Me han preguntado si mediante la magia es posible perjudicar también a grupos de personas. Mi respuesta es sí; pero este asunto por sí solo merecería un estudio aparte. También aquí, como en todo mi libro, me conformo con mencionar las cosas. Es posible que el demonio se sirva de
una persona para afectar a grupos incluso muy numerosos, que pueden
llegar a tener en sus manos el poder de una nación o influir sobre varias
naciones. Creo que, en nuestro tiempo, es el caso de hombres como Karl
Marx, Hitler, Stalin. Las atrocidades cometidas por los nazis, los horrores
del comunismo, las matanzas de Stalin, por ejemplo, alcanzaron una
perfidia verdaderamente diabólica. Fuera del campo político, no dudo en
ver un vehículo de Satanás en ciertas músicas y en ciertos cantantes que en
plazas abarrotadas arrastran a su público a un frenesí que puede alcanzar
hitos de extrema violencia o voluntad destructiva.
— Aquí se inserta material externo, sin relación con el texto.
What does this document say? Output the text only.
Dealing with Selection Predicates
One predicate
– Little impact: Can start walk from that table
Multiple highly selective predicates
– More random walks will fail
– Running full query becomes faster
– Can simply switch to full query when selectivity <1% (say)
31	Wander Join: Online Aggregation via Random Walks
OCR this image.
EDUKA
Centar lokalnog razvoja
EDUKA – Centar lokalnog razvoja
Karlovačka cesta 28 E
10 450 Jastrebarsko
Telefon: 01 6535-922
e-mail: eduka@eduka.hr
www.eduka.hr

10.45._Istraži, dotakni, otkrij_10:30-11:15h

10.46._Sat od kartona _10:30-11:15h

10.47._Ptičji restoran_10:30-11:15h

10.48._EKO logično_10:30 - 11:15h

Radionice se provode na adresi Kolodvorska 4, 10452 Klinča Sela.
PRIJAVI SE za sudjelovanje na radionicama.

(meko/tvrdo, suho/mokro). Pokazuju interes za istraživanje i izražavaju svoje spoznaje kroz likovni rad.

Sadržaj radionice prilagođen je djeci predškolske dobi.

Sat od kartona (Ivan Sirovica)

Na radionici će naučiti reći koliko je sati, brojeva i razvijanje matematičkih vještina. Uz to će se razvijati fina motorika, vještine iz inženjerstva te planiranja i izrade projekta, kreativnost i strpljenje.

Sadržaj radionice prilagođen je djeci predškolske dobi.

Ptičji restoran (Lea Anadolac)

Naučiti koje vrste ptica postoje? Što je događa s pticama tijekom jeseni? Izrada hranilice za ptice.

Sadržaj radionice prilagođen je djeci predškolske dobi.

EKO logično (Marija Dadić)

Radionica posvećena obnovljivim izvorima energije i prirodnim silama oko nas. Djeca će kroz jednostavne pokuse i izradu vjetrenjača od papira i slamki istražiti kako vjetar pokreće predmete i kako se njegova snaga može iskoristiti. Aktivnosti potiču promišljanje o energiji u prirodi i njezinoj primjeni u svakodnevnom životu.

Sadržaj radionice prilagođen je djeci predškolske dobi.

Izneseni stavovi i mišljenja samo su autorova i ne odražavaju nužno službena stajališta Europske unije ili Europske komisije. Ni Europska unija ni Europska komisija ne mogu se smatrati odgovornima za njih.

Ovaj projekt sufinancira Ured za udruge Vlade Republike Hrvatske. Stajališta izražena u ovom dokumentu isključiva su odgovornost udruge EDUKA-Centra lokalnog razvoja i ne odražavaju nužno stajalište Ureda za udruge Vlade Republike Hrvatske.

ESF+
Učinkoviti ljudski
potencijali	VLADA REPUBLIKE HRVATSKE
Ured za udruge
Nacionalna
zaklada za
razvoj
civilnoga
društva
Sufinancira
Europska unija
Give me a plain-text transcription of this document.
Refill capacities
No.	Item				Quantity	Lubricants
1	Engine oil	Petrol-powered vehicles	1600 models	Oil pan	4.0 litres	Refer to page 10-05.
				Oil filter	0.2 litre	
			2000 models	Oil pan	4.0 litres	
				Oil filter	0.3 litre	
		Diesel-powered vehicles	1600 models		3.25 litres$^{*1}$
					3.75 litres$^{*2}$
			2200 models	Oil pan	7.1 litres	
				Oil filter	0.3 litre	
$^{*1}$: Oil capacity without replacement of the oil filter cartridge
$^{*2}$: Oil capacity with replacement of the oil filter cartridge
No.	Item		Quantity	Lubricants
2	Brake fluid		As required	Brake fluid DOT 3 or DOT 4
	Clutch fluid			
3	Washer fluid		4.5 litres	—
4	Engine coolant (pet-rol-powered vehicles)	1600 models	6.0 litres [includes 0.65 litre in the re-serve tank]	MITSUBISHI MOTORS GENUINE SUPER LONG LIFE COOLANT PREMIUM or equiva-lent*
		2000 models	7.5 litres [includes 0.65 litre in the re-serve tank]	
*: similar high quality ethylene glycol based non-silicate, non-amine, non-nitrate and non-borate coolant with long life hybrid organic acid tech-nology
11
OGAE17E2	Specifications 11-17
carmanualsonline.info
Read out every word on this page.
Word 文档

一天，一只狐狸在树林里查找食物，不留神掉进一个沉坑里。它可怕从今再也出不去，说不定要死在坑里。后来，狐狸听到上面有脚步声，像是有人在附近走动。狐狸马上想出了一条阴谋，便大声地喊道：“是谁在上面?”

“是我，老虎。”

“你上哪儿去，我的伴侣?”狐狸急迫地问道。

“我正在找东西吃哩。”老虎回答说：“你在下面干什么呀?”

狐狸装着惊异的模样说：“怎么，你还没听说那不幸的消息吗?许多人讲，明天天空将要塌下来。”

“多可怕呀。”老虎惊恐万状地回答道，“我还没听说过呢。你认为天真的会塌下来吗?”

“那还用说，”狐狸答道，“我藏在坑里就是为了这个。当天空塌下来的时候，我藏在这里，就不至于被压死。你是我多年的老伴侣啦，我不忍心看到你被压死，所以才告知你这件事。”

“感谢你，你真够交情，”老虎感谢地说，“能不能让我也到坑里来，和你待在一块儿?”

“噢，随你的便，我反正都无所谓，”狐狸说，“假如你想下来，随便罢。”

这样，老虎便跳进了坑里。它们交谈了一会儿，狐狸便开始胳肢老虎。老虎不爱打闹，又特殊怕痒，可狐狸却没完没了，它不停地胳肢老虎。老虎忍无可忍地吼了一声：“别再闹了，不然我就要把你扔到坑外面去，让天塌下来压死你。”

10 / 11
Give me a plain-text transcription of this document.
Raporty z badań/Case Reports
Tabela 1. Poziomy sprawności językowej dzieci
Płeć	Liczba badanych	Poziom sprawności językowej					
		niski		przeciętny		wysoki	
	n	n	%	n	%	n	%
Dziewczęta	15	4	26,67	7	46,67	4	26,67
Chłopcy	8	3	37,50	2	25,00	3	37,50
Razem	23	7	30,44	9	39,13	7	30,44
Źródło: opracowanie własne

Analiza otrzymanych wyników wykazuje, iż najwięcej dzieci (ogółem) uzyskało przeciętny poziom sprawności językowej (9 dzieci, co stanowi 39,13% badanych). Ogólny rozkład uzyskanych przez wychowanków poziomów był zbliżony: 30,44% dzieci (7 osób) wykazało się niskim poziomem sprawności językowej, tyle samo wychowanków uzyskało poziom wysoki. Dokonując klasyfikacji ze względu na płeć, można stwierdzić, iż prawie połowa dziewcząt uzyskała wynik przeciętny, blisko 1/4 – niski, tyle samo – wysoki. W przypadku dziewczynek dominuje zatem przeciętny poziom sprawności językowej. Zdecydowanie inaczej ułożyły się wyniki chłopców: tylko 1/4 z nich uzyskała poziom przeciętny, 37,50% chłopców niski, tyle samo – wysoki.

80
Pero también se dan otros casos más fácilmente controlables y
curables (aunque las posesiones diabólicas son siempre muy difíciles de
remediar), que han afectado a escolares, grupos de distinto orden,
comunidades diversas, por ejemplo comunidades religiosas. Es increíble la
habilidad del demonio para conseguir engañar, para introducir los peores
errores en grupos enteros. Hay quien sostiene que es más fácil engañar a
una multitud que a una sola persona. La verdad es que el demonio puede
afectar a grupos incluso muy numerosos; pero casi siempre notamos en
estos hechos un consenso humano, una culpa humana de libre adhesión a la
obra satánica: por interés, por vicio, por ambición, son muchos los posibles
motivos.
La influencia del demonio sobre las colectividades puede revestir
aspectos de lo más dañino, de lo más potente. Por eso los últimos pontífices
insisten en ello de manera particular. Me refiero al discurso de Pablo VI del
15 de noviembre de 1972 y al de Juan Pablo II el 20 de agosto de 1986.
Satanás es nuestro peor enemigo y seguirá siéndolo hasta el fin de los
tiempos, por lo que utiliza su inteligencia y sus poderes para obstaculizar
los planes de Dios, que, en cambio, quiere la salvación de todos nosotros.
Nuestra fuerza es la cruz de Cristo, su sangre, sus llagas, la obediencia a
sus palabras y a su institución, que es la Iglesia.